Zambia cancels copper mining project in National Park

7 November 2019 (Last Updated November 7th, 2019 13:21)

The Government of Zambia has reportedly cancelled plans to allow the construction of a major copper mine in the Lower Zambezi National Park.

Zambia cancels copper mining project in National Park
Zambia scraps plans to build a copper mine in Lower Zambezi National Park. Credit: rosefirerising.

The Government of Zambia has reportedly cancelled plans to allow the construction of a major copper mine in the Lower Zambezi National Park.

The development comes after Australia’s Mwembeshi Resources received authorisation from the country’s High Court to construct a copper mine in the park.

The National Park is located 174km (108 miles) south-east of the capital Lusaka. China-based Grand Resources owns Mwembeshi, which is registered in Dubai.

Zambia founding president Kenneth Kaunda has appealed to leave the park untouched, reported Lukasa Times.

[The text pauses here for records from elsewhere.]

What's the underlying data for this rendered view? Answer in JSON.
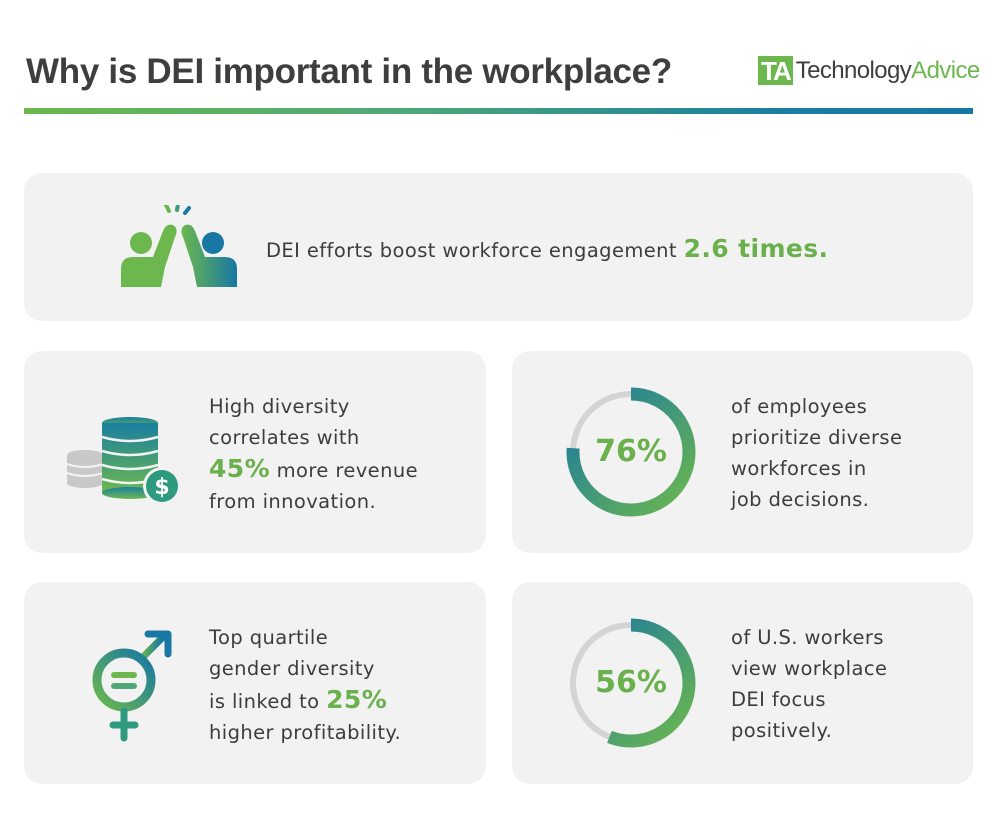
{
  "header": {
    "title": "Why is DEI important in the workplace?",
    "logo_mark": "TA",
    "logo_tech": "Technology",
    "logo_advice": "Advice"
  },
  "colors": {
    "green": "#6ab04c",
    "blue": "#1877a3",
    "card_bg": "#f2f2f2",
    "text": "#3d3d3d",
    "ring_track": "#d4d4d4"
  },
  "cards": {
    "engagement": {
      "icon": "high-five-icon",
      "text": "DEI efforts boost workforce engagement",
      "highlight": "2.6 times."
    },
    "revenue": {
      "icon": "coins-dollar-icon",
      "line1": "High diversity",
      "line2": "correlates with",
      "highlight": "45%",
      "line3_rest": " more revenue",
      "line4": "from innovation."
    },
    "employees": {
      "percent_label": "76%",
      "percent_value": 76,
      "line1": "of employees",
      "line2": "prioritize diverse",
      "line3": "workforces in",
      "line4": "job decisions."
    },
    "profitability": {
      "icon": "gender-symbol-icon",
      "line1": "Top quartile",
      "line2": "gender diversity",
      "line3_start": "is linked to ",
      "highlight": "25%",
      "line4": "higher profitability."
    },
    "workers": {
      "percent_label": "56%",
      "percent_value": 56,
      "line1": "of U.S. workers",
      "line2": "view workplace",
      "line3": "DEI focus",
      "line4": "positively."
    }
  }
}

The news agency quotes Kaunda as saying that the Kangaluwi copper project constitutes “the biggest threat in history to the wildlife and pristine wilderness that has survived so many centuries of challenges.”

Kaunda also expressed fears for the people living around the Lower Zambezi valley, should the mining activities proceed.

The construction of the mine in the park has been facing severe opposition from locals and environmental authorities.

Zambia Tourism and Arts Minister Ronald Chitotela told Lukasa Times that “mining cannot take place in the Lower Zambezi National Park because there is no report allowing such a process in the park.”

Chitotela also noted that Zambezi Resources of Australia has not submitted an application for the project.

The minister further added that the country’s environmental regulator is expected to finish preparing a new report covering possible risks of such works. According to Chitotela, the government is committed to the fight against climate change and would not allow activities that may harm the environment.

A previous report on the potential impact of the activities expired in 2017.